Она присела пониже и стала плескать на себя водой, и вода скатывалась с ее нагретой коричневой кожи — фр-р-р! Маленькие ее груди прыгали вверх-вниз, будто неизвестные Студенту птички. Потом женщина стала хлопать по воде ладонями и громко засмеялась. Кожа на ее спине натягивалась, отблескивая на солнце капельками брызг.

Из-под Студентовой ладони выскользнул мелкий камешек и с треском покатился по гальке. Женщина обернулась, поискала глазами по берегу. В подсвеченных бликами солнца глазах ее мелькнул испуг, губы приоткрылись и…

Студент окончательно струсил и со всех ног кинулся бежать. Тогда, в начале рейса, он не бегал еще так хорошо, как сейчас, но на короткой дистанции мог дать форы любому на судне, кроме, конечно, Поварихи.

Но, когда он еще только набирал крейсерскую скорость, ему пришло на ум, что это не та женщина, которая могла кричать, широко разевая рот. Это совершенно другая женщина, сообразил Студент, но возвращаться не стал. Ему сделалось стыдно, что он подсматривал за нею, будто последний развратник.

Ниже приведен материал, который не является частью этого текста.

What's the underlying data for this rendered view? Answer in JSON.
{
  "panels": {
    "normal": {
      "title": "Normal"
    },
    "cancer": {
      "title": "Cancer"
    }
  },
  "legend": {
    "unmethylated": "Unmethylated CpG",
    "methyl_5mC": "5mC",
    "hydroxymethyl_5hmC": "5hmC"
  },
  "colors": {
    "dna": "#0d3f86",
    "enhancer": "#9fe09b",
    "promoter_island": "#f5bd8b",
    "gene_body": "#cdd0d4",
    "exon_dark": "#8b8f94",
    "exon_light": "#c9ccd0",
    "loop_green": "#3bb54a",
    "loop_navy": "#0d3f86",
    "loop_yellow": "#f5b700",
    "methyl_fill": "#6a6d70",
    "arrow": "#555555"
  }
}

Теперь Студент сидел и думал, что он остался на этом диком берегу совершенно один, наедине с этой женщиной, светлым взором заглядывающей к нему в опустошенную душу. Тихая грусть поселилась сейчас в Студентовой душе, тихая грусть да ощущение бесконечного одиночества. Ничегошеньки ему уже не было страшно: появись перед ним хоть сию минуту Повариха с распахнутыми объятиями или затрещи сейчас кусты и ступи в круг света, отбрасываемого костром, всклокоченный божедом Казак с острой саблей в руке, — и тогда бы Студент не испугался бы.

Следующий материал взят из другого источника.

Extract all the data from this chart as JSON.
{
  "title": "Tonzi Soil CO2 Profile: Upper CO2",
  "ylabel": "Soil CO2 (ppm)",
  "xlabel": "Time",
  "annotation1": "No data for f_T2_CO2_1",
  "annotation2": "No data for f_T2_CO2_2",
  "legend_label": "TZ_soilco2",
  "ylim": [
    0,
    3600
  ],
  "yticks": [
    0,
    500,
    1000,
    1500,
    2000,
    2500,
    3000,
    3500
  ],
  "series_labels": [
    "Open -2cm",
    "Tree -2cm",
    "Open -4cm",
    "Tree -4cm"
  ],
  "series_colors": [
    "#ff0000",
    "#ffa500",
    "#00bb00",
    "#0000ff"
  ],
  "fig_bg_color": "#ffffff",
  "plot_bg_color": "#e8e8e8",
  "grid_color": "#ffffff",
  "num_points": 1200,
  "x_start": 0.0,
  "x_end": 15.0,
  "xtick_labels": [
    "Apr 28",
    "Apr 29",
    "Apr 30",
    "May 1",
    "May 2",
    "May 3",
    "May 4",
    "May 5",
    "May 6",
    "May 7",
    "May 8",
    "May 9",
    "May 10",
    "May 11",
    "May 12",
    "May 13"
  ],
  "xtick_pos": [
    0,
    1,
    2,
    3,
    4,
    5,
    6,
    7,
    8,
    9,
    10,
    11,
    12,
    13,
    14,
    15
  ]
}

Сон опять незаметно сморил Студента, перед его внутренним взором поплыли круги и радужные пятна.

Вдруг затрещали кусты, и в круг света от костра ввалился всклокоченный Казак с саблей в одной руке. Широкими движениями он разил саблей туман и сухие ветки…

Студент уже готов был испариться, но Казак буркнул:

— Сиди! Вот, дождался — гостей вожу таким говёшкам! Уф-ф-ф…

Он снял шапку и вытер ею потный лоб.

— Готова дорога, мать!

Казак обернулся к просеке и сделал хитрый реверанс: присел, попятился, подмел папахой землю, со смаком рубанул саблей воздух, чмокнул и поклонился.

…Студент чуть не упал. Дыхание у него остановилось, глаза полезли на лоб, а рот широко открылся: к костру из просеки, прорубленной Казаком, медленно приближалась та самая женщина, которую Студент видел купающейся в бухточке! Студент тайком ущипнул себя, но видение, если только это было видением, не исчезло: женщина была такой же реальностью, как и стоящий в полупоклоне Казачина.

Но что это стала за женщина!

У нее во лбу только звезда не горела; длинное до пят не то платье, не то туника с мерцающими блестками по сиреневому полю, открывающее одну грудь; на ногах туфельки с золотыми скаными пряжками; свободно рассыпанные по плечам темно-рыжие волосы забраны на лбу золотой диадемой. Губы она сложила в победную улыбку, а короткий вздернутый носик нацелился прямо на Студента. Он, между прочим, отметил, что ее, несмотря на рискованный и не очень по сезону туалет, не кусают комары. Они вообще куда-то исчезли.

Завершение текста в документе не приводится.